Seminar: May 6
Nicholas Harvey, University of British Columbia
Spectrally Thin Trees
Thin trees are intriguing objects in graph theory that relate to foundational topics, such as nowhere-zero flows and the asymmetric traveling salesman problem (ATSP). A spanning subtree T of a graph G is called alpha-thin if every cut in T contains at most an alpha-fraction of G's edges in that cut.
Asadpour et al gave an algorithm constructing an O(log n / k log log n)-thin tree in any graph with n vertices and edge-connectivity k. Improving this to O(1/k) would imply a constant-factor approximation algorithm for ATSP.
We define a stronger notion of thinness that is naturally motivated by spectral sparsification of graphs. A spanning subtree T of G is called alpha-spectrally-thin if T's Laplacian matrix is upper-bounded by alpha times G's Laplacian matrix in the Lowner ordering.

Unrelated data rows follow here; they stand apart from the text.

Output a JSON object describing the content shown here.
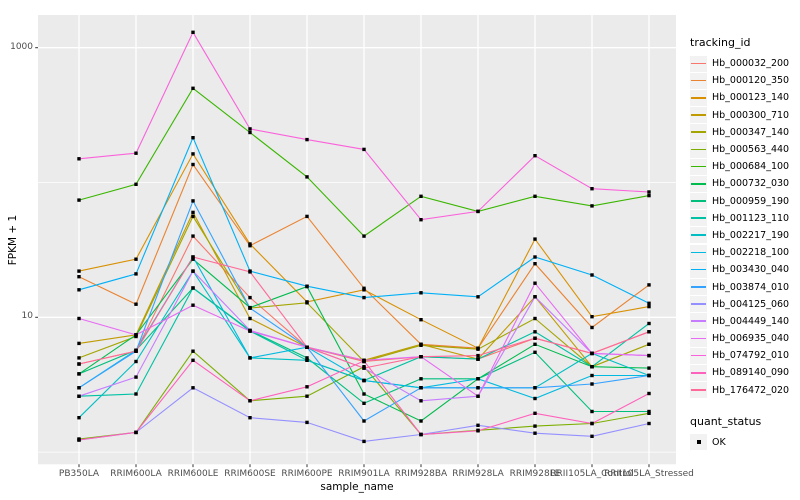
{
  "chart_data": {
    "type": "line",
    "title": "",
    "xlabel": "sample_name",
    "ylabel": "FPKM + 1",
    "y_scale": "log10",
    "y_breaks": [
      10,
      1000
    ],
    "y_break_labels": [
      "10",
      "1000"
    ],
    "y_minor_breaks": [
      1,
      100
    ],
    "grid": true,
    "legend_position": "right",
    "categories": [
      "PB350LA",
      "RRIM600LA",
      "RRIM600LE",
      "RRIM600SE",
      "RRIM600PE",
      "RRIM901LA",
      "RRIM928BA",
      "RRIM928LA",
      "RRIM928LE",
      "RRII105LA_Control",
      "RRII105LA_Stressed"
    ],
    "series": [
      {
        "name": "Hb_000032_200",
        "color": "#F8766D",
        "values": [
          4.5,
          5.6,
          40,
          14,
          6.0,
          4.7,
          5.1,
          4.9,
          7.0,
          5.4,
          7.8
        ]
      },
      {
        "name": "Hb_000120_350",
        "color": "#EA8331",
        "values": [
          20,
          12.5,
          136,
          34,
          56,
          16.4,
          6.3,
          5.9,
          25,
          8.4,
          17.4
        ]
      },
      {
        "name": "Hb_000123_140",
        "color": "#D89000",
        "values": [
          22,
          27,
          163,
          35,
          13,
          16,
          9.6,
          5.9,
          38,
          10.1,
          12
        ]
      },
      {
        "name": "Hb_000300_710",
        "color": "#C09B00",
        "values": [
          6.4,
          7.4,
          60,
          9.8,
          6.0,
          4.8,
          6.3,
          4.9,
          14.2,
          4.3,
          6.3
        ]
      },
      {
        "name": "Hb_000347_140",
        "color": "#A3A500",
        "values": [
          5.0,
          7.2,
          56,
          11.7,
          12.8,
          4.7,
          6.2,
          5.8,
          9.8,
          4.3,
          6.3
        ]
      },
      {
        "name": "Hb_000563_440",
        "color": "#7CAE00",
        "values": [
          1.25,
          1.4,
          5.6,
          2.4,
          2.6,
          4.3,
          1.35,
          1.45,
          1.56,
          1.63,
          1.94
        ]
      },
      {
        "name": "Hb_000684_100",
        "color": "#39B600",
        "values": [
          74,
          97,
          500,
          235,
          110,
          40,
          79,
          61,
          79,
          67,
          80
        ]
      },
      {
        "name": "Hb_000732_030",
        "color": "#00BB4E",
        "values": [
          3.8,
          7.4,
          27,
          11.8,
          16.9,
          2.7,
          1.7,
          3.5,
          6.3,
          4.3,
          4.2
        ]
      },
      {
        "name": "Hb_000959_190",
        "color": "#00BF7D",
        "values": [
          3.8,
          5.7,
          16.5,
          8.0,
          5.0,
          2.3,
          3.5,
          3.5,
          5.5,
          2.0,
          2.0
        ]
      },
      {
        "name": "Hb_001123_110",
        "color": "#00C1A3",
        "values": [
          2.6,
          2.7,
          16.5,
          7.9,
          4.8,
          3.4,
          5.1,
          4.9,
          7.8,
          4.3,
          9.0
        ]
      },
      {
        "name": "Hb_002217_190",
        "color": "#00BFC4",
        "values": [
          1.8,
          4.7,
          22,
          5.0,
          4.8,
          3.4,
          3.0,
          3.0,
          3.0,
          5.4,
          3.7
        ]
      },
      {
        "name": "Hb_002218_100",
        "color": "#00BAE0",
        "values": [
          3.0,
          5.7,
          28,
          5.0,
          6.0,
          3.4,
          3.0,
          3.5,
          2.5,
          3.7,
          3.7
        ]
      },
      {
        "name": "Hb_003430_040",
        "color": "#00B0F6",
        "values": [
          16,
          21,
          215,
          22,
          17,
          14,
          15.2,
          14.2,
          28,
          20.6,
          12.7
        ]
      },
      {
        "name": "Hb_003874_010",
        "color": "#35A2FF",
        "values": [
          3.0,
          5.6,
          73,
          11.7,
          6.0,
          1.7,
          3.0,
          3.0,
          3.0,
          3.2,
          3.7
        ]
      },
      {
        "name": "Hb_004125_060",
        "color": "#9590FF",
        "values": [
          1.23,
          1.4,
          3.0,
          1.8,
          1.66,
          1.2,
          1.35,
          1.58,
          1.38,
          1.31,
          1.63
        ]
      },
      {
        "name": "Hb_004449_140",
        "color": "#C77CFF",
        "values": [
          2.6,
          3.6,
          22,
          8.0,
          6.0,
          4.2,
          2.4,
          2.6,
          14.2,
          5.4,
          5.2
        ]
      },
      {
        "name": "Hb_006935_040",
        "color": "#E76BF3",
        "values": [
          9.8,
          7.4,
          12.3,
          7.9,
          6.0,
          4.8,
          5.1,
          2.6,
          17.9,
          5.4,
          5.2
        ]
      },
      {
        "name": "Hb_074792_010",
        "color": "#FA62DB",
        "values": [
          150,
          165,
          1300,
          250,
          208,
          176,
          53,
          61,
          158,
          90,
          85
        ]
      },
      {
        "name": "Hb_089140_090",
        "color": "#FF62BC",
        "values": [
          1.23,
          1.4,
          4.8,
          2.4,
          3.05,
          4.75,
          1.35,
          1.44,
          1.94,
          1.63,
          2.72
        ]
      },
      {
        "name": "Hb_176472_020",
        "color": "#FF6A98",
        "values": [
          4.5,
          5.6,
          28,
          21.7,
          6.0,
          4.2,
          5.1,
          5.2,
          7.0,
          5.4,
          7.8
        ]
      }
    ]
  },
  "axes": {
    "x_title": "sample_name",
    "y_title": "FPKM + 1"
  },
  "legend": {
    "title": "tracking_id",
    "quant_title": "quant_status",
    "quant_items": [
      {
        "label": "OK"
      }
    ]
  },
  "colors": {
    "background": "#FFFFFF",
    "panel_bg": "#EBEBEB",
    "grid": "#FFFFFF",
    "tick": "#333333",
    "tick_label": "#4D4D4D",
    "point": "#000000",
    "legend_key_bg": "#F2F2F2"
  }
}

We give a deterministic, polynomial time algorithm to construct an O(log n / c log log n)-spectrally thin tree in any graph with n vertices and for which the effective conductance across each edge is at least c.
Remarkably, this can be improved to O(1/c) if one does not require an efficient algorithm. The recent breakthrough results of Marcus, Spielman and Srivastava imply the existence of a O(1/c)-spectrally-thin tree.
This is joint work with Neil Olver (MIT / Vrije Universiteit).